Wednesday, February 24, 2016

Over It

As Caden marches out of the kitchen and into his room where Reid is playing I hear him complain, 'My mom makes me mad.'

1. Reid doesn't care
2. I can hear you
3. Drama king

I limited his snack options to a cheese stick, apple or carrots. So, he hollered 'No! I'm not in the kitchen!' and off he went.

That was maybe five minutes ago, and they've been playing peacefully in his room since. I can hear toys crashing and the mess forming, but I don't hear crying and I don't have a little at my legs with a need so I'm good with it all.

It's funny how this week has played out thus far. I attended an event Sunday, the Fervent tour by Priscilla Shirer, and I think I went into it thinking okay-church and church event in one day, I'm going to be filled and ready to make this week my B.


Errrrr. Jay kay.

The event was good. The week has been good.

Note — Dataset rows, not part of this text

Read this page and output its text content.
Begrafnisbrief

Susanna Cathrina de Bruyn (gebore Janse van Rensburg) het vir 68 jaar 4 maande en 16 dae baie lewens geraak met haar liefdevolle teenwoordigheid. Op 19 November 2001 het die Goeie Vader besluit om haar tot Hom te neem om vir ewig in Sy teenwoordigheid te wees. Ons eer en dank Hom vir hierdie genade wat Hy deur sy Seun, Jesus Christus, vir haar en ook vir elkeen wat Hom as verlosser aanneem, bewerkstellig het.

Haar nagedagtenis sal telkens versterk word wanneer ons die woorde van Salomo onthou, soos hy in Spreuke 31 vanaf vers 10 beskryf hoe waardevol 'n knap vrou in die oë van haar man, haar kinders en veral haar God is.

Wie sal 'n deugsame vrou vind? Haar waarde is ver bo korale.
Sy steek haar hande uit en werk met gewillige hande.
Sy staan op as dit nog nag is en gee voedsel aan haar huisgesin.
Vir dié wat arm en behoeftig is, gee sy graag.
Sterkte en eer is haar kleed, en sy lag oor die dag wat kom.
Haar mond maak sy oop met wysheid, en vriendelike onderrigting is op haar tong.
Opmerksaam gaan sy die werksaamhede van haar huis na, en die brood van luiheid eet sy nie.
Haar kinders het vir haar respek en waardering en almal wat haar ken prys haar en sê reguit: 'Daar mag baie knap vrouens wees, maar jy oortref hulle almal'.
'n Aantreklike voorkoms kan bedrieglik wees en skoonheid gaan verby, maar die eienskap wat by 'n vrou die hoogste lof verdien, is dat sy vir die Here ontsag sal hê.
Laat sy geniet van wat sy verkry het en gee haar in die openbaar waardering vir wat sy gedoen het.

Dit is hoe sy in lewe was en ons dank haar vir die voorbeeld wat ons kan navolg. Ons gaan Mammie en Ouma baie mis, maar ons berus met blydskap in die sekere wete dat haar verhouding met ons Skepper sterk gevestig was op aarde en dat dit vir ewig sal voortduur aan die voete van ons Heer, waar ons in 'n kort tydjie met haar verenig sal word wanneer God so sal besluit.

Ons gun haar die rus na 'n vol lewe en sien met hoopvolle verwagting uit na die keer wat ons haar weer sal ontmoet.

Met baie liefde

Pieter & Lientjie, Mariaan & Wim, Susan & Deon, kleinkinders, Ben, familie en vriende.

Nothing to complain about, no kid issues, some extra family time for my dads birthday AND it's only a four day week for me as I head up to KC with my mom, sister and a friend of hers on Friday for the day/night.

So why do I feel so funky? What almost irritates me more than the funk feeling itself is how easy it is to fall into a funk and to dwell in it.

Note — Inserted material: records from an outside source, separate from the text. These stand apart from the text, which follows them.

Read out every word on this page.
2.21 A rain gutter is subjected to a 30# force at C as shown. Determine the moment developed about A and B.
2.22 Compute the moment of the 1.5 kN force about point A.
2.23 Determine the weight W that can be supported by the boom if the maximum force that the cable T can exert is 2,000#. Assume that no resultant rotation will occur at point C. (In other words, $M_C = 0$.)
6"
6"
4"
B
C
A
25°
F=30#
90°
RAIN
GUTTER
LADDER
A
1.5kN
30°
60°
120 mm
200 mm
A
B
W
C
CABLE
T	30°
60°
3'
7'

Usually giving the house a good clean makes me feel better, but I haven't made effort to do that, yet.

Usually I realize it's a lack of one on one time in scripture and with God, but I really haven't carved out time for that or plugged in a sermon to fill the gap.

Why do we allow ourselves to sit amongst our rut, look around, take in the crap view and not push ourselves up to climb out?


It's not like we have anything worth wallowing in. I know a handful of stories surrounding us, or friends of ours, that have reason to feel funky.

If anything we have reasons to feel praise and gratitude. Both cars unexpectedly has issues, and costly ones at that, two weeks ago. But that all came pouring down as we got our tax refund, so we didn't have to go into debt for it and that is something to be praised.

We weren't sure what we'd get back in a refund with my job change, but we got more than anticipated, which helped with the car ordeal so that is to be praised.

We had another blessing come up regarding vehicles, so again-praise.

We are a healthy household *knock on wood*-praise. Our jobs are good-praise. Praise here, praise there. No reasons to wallow.

It is my mindset alone that allows me to feel the funk. It is me alone allowing Satan to dwell in my heart and in my head. Maybe just putting this out there will help me take a bigger step towards kicking him out and clearing my mind.


I'm not going to pretend it's all rainbows and sunshine-even if what's going on around us is good and fine, I may still feel otherwise or, well, ungrateful.

But I also won't pretend that it's not me, and try to outsource the attitude problem. I took that route last summer and let me tell you, that was highly unsuccessful and messy.

So, here I am, as I know my time is limited with the two being preoccupied, letting go of my funk.

Pushing that sneaky, manipulative deceiver aside and telling him he's been welcomed for too many days and I am officially now not over it with my days, but over it with his stay. Peace out dude, I know we'll meet again and sooner than I'd like, but I'm moving on for now.